Fortunately, that’s not as difficult as it seems. You don’t have to deal with every little thing — or even the big things — in the moment. We all want to avoid emotional pain, and running away from it is only human. If you’re having dinner with your in-laws and you’re triggered by something small, you probably want to keep quiet. If you get some bad news while you’re at work, you can focus on the job. There’s no need to deal with your feelings in a public place.

When you get home, the voice in your head says things like, “Stop wallowing in it. You can’t change , so just get over it and move on over it!”

Don’t listen to that voice.

Feeling your feelings is not the same as wallowing in them. The fact that you can’t change things doesn’t mean your feelings don’t matter. Feeling them may not change the situation, but it will help you deal with it.

So how do you do that?

If you’re used to pushing your feelings away, facing them can feel a bit scary. Here are some ways to get started without getting overwhelmed.

Start a Journal

Get yourself a journal (or a notebook, or whatever works for you) and set aside some time to write. You can do this once a week, once a day, or whenever you feel like you need it. When the time comes, think about whatever you’re struggling with and start writing. Don’t worry about spelling or grammar. Don’t play with the words until you get it right. Just write whatever comes to you.

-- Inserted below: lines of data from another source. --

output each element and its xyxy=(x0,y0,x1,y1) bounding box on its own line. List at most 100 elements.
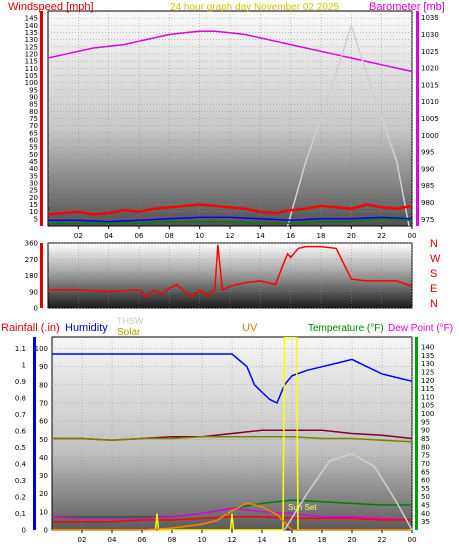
temp-axis-bar xyxy=(415,337,418,530)
x-tick-label: 00 xyxy=(408,536,417,544)
humidity-label: Humidity xyxy=(65,322,108,334)
x-tick-label: 18 xyxy=(318,536,327,544)
panel1-series xyxy=(47,22,413,227)
direction-tick-label: 360 xyxy=(25,240,38,248)
left-axis-bar xyxy=(40,11,43,226)
x-tick-label: 04 xyxy=(104,232,113,240)
rain-tick-label: 0.4 xyxy=(15,461,27,469)
temp-tick-label: 50 xyxy=(421,493,430,501)
windspeed-tick-label: 75 xyxy=(29,115,38,123)
x-tick-label: 02 xyxy=(78,536,87,544)
panel-wind-barometer: 02 04 06 08 10 12 14 16 18 20 22 00 510152025303540… xyxy=(8,1,445,240)
temp-tick-label: 105 xyxy=(421,402,434,410)
windspeed-tick-label: 130 xyxy=(25,36,38,44)
x-tick-label: 22 xyxy=(377,232,386,240)
dewpoint-label: Dew Point (°F) xyxy=(388,323,453,334)
barometer-tick-label: 995 xyxy=(421,149,434,157)
windspeed-tick-label: 95 xyxy=(29,86,38,94)
windspeed-tick-label: 135 xyxy=(25,29,38,37)
x-tick-label: 10 xyxy=(195,232,204,240)
rain-tick-label: 0.2 xyxy=(15,494,26,502)
windspeed-tick-label: 30 xyxy=(29,180,38,188)
windspeed-tick-label: 85 xyxy=(29,101,38,109)
x-tick-label: 14 xyxy=(256,232,265,240)
right-axis-bar xyxy=(416,11,419,226)
barometer-tick-label: 975 xyxy=(421,216,434,224)
humidity-line xyxy=(52,353,413,405)
panel1-right-ticks: 975 980 985 990 995 1000 1005 1010 1015 1020 1025 1… xyxy=(421,14,439,224)
humidity-tick-label: 50 xyxy=(39,436,48,444)
x-tick-label: 16 xyxy=(286,232,295,240)
windspeed-tick-label: 55 xyxy=(29,144,38,152)
compass-label: N xyxy=(430,238,438,250)
rain-tick-label: 0.9 xyxy=(15,378,26,386)
humidity-tick-label: 0 xyxy=(44,527,48,535)
x-tick-label: 16 xyxy=(288,536,297,544)
humidity-tick-label: 30 xyxy=(39,472,48,480)
panel3-x-ticks: 02 04 06 08 10 12 14 16 18 20 22 00 xyxy=(78,530,417,544)
barometer-tick-label: 1020 xyxy=(421,65,439,73)
rain-tick-label: 0.5 xyxy=(15,444,26,452)
panel3-humidity-ticks: 0 10 20 30 40 50 60 70 80 90 100 xyxy=(35,345,48,534)
x-tick-label: 06 xyxy=(138,536,147,544)
rain-tick-label: 0 xyxy=(22,527,26,535)
windspeed-tick-label: 115 xyxy=(25,58,38,66)
panel1-x-ticks: 02 04 06 08 10 12 14 16 18 20 22 00 xyxy=(74,226,417,240)
wind-day-line xyxy=(286,22,410,227)
windspeed-tick-label: 45 xyxy=(29,158,38,166)
direction-tick-label: 270 xyxy=(25,256,38,264)
temp-tick-label: 65 xyxy=(421,468,430,476)
barometer-tick-label: 1030 xyxy=(421,31,439,39)
windspeed-tick-label: 50 xyxy=(29,151,38,159)
panel1-left-ticks: 5101520253035404550556065707580859095100… xyxy=(25,15,38,224)
humidity-tick-label: 100 xyxy=(35,345,48,353)
humidity-tick-label: 70 xyxy=(39,399,48,407)
windspeed-tick-label: 145 xyxy=(25,15,38,23)
solar-line xyxy=(52,336,412,531)
barometer-tick-label: 1025 xyxy=(421,48,439,56)
windspeed-axis-label: Windspeed [mph] xyxy=(8,1,94,13)
temp-tick-label: 85 xyxy=(421,435,430,443)
windspeed-tick-label: 40 xyxy=(29,165,38,173)
thsw-line xyxy=(283,452,413,531)
humidity-tick-label: 60 xyxy=(39,418,48,426)
wind-gust-line xyxy=(47,203,413,216)
windspeed-tick-label: 140 xyxy=(25,22,38,30)
x-tick-label: 00 xyxy=(408,232,417,240)
rain-tick-label: 1.1 xyxy=(15,345,26,353)
x-tick-label: 12 xyxy=(228,536,237,544)
barometer-tick-label: 1035 xyxy=(421,14,439,22)
x-tick-label: 12 xyxy=(226,232,235,240)
x-tick-label: 22 xyxy=(378,536,387,544)
windspeed-tick-label: 20 xyxy=(29,194,38,202)
temp-tick-label: 120 xyxy=(421,377,434,385)
barometer-tick-label: 980 xyxy=(421,199,434,207)
direction-tick-label: 90 xyxy=(29,288,38,296)
temp-tick-label: 40 xyxy=(421,510,430,518)
rain-tick-label: 0.1 xyxy=(15,510,26,518)
temp-tick-label: 140 xyxy=(421,343,434,351)
barometer-tick-label: 985 xyxy=(421,182,434,190)
direction-tick-label: 0 xyxy=(34,305,38,313)
temp-tick-label: 70 xyxy=(421,460,430,468)
windspeed-tick-label: 25 xyxy=(29,187,38,195)
x-tick-label: 06 xyxy=(135,232,144,240)
x-tick-label: 20 xyxy=(347,232,356,240)
x-tick-label: 08 xyxy=(165,232,174,240)
barometer-tick-label: 1015 xyxy=(421,81,439,89)
rain-tick-label: 0.6 xyxy=(15,428,27,436)
temp-tick-label: 135 xyxy=(421,352,434,360)
barometer-tick-label: 1000 xyxy=(421,132,439,140)
x-tick-label: 02 xyxy=(74,232,83,240)
x-tick-label: 08 xyxy=(168,536,177,544)
temp-tick-label: 130 xyxy=(421,360,434,368)
temperature-olive-line xyxy=(52,436,413,443)
graph-title: 24 hour graph day November 02 2025 xyxy=(170,2,339,13)
windspeed-tick-label: 125 xyxy=(25,43,38,51)
temp-tick-label: 75 xyxy=(421,452,430,460)
direction-axis-bar xyxy=(40,243,43,308)
x-tick-label: 04 xyxy=(108,536,117,544)
windspeed-tick-label: 70 xyxy=(29,122,38,130)
humidity-tick-label: 40 xyxy=(39,454,48,462)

You can set a timer to make sure you don’t quit too soon, or you can just go until the flow stops. Once you’ve done it for a while, you can read what you’ve written and highlight anything that seems important.

If you notice that your writing is more about events and other people than how you feel, you can put a prompt at the top of each page: “How do I feel about this?”. Then when you catch yourself focusing out there, ask yourself that question. If your answer is, “I feel like my husband doesn’t appreciate me,” that’s a great start. Now go deeper. What happens inside yourself when you think about that? Do you feel angry, frustrated, disappointed, lonely, resentful — or something else entirely? Do you remember someone else who didn’t appreciate you? Go back to that memory and write about it.

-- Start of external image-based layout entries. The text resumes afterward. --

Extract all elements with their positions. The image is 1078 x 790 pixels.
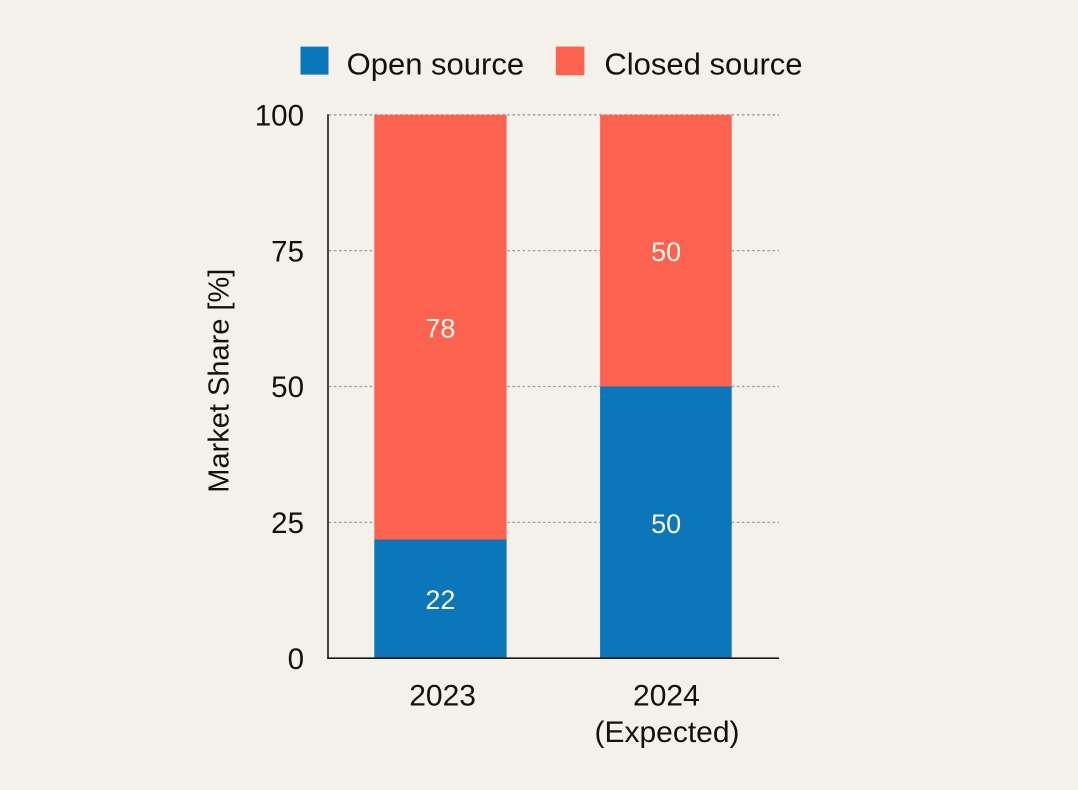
svg-text:25: 25 <box>271 507 304 540</box>
svg-text:0: 0 <box>288 643 304 676</box>
svg-text:50: 50 <box>651 237 681 267</box>
svg-text:2024: 2024 <box>633 680 700 713</box>
svg-text:100: 100 <box>255 100 304 133</box>
svg-text:75: 75 <box>271 235 304 268</box>
svg-text:22: 22 <box>425 585 455 615</box>
svg-text:(Expected): (Expected) <box>594 716 739 749</box>
svg-text:Closed source: Closed source <box>604 46 802 81</box>
svg-text:78: 78 <box>425 313 455 343</box>
svg-text:50: 50 <box>271 371 304 404</box>
svg-text:Open source: Open source <box>347 46 524 81</box>
svg-text:2023: 2023 <box>409 680 476 713</box>
svg-text:Market Share [%]: Market Share [%] <box>204 269 236 493</box>
svg-text:50: 50 <box>651 509 681 539</box>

If you write whatever comes and gently shift your focus to your inner world, you’ll be amazed at what you can learn about yourself over time.

Express Your Feelings Physically

Some people go for a run when they’re feeling agitated or emotional. That certainly can help. I suggest a more direct approach, at least once in a while.

Go somewhere private like a bedroom or home office. Close the door, and if you’re within earshot of others, consider putting on some music. Then set a timer. You might start with five minutes.

Think about whatever’s bothering you. Allow yourself to feel — and express — any emotions that come up. If you feel sad, let yourself cry. If you feel angry or frustrated, try stomping around the room or kneeling on the floor in front of a sofa or soft chair and pounding your fists into it. If you have space outdoors, you could go for an angry walk, stomping around until you it feels like you’re done.

When you first try this, you may find it difficult. That’s what the timer’s for. If nothing comes in five minutes, that’s OK. Congratulate yourself for making the effort and try again tomorrow or a few days from now. The more you do it, the easier it will get.

If you don’t feel safe letting your feelings out, or your mind goes blank every time, you might find the journaling exercise easier. Or you might try talking to a friend instead.

Just do something!

You don’t have to master your emotions overnight. Start small, and do whatever works for you. Like anything else, it gets easier with practice. And unlike some things in life, it is worth the effort!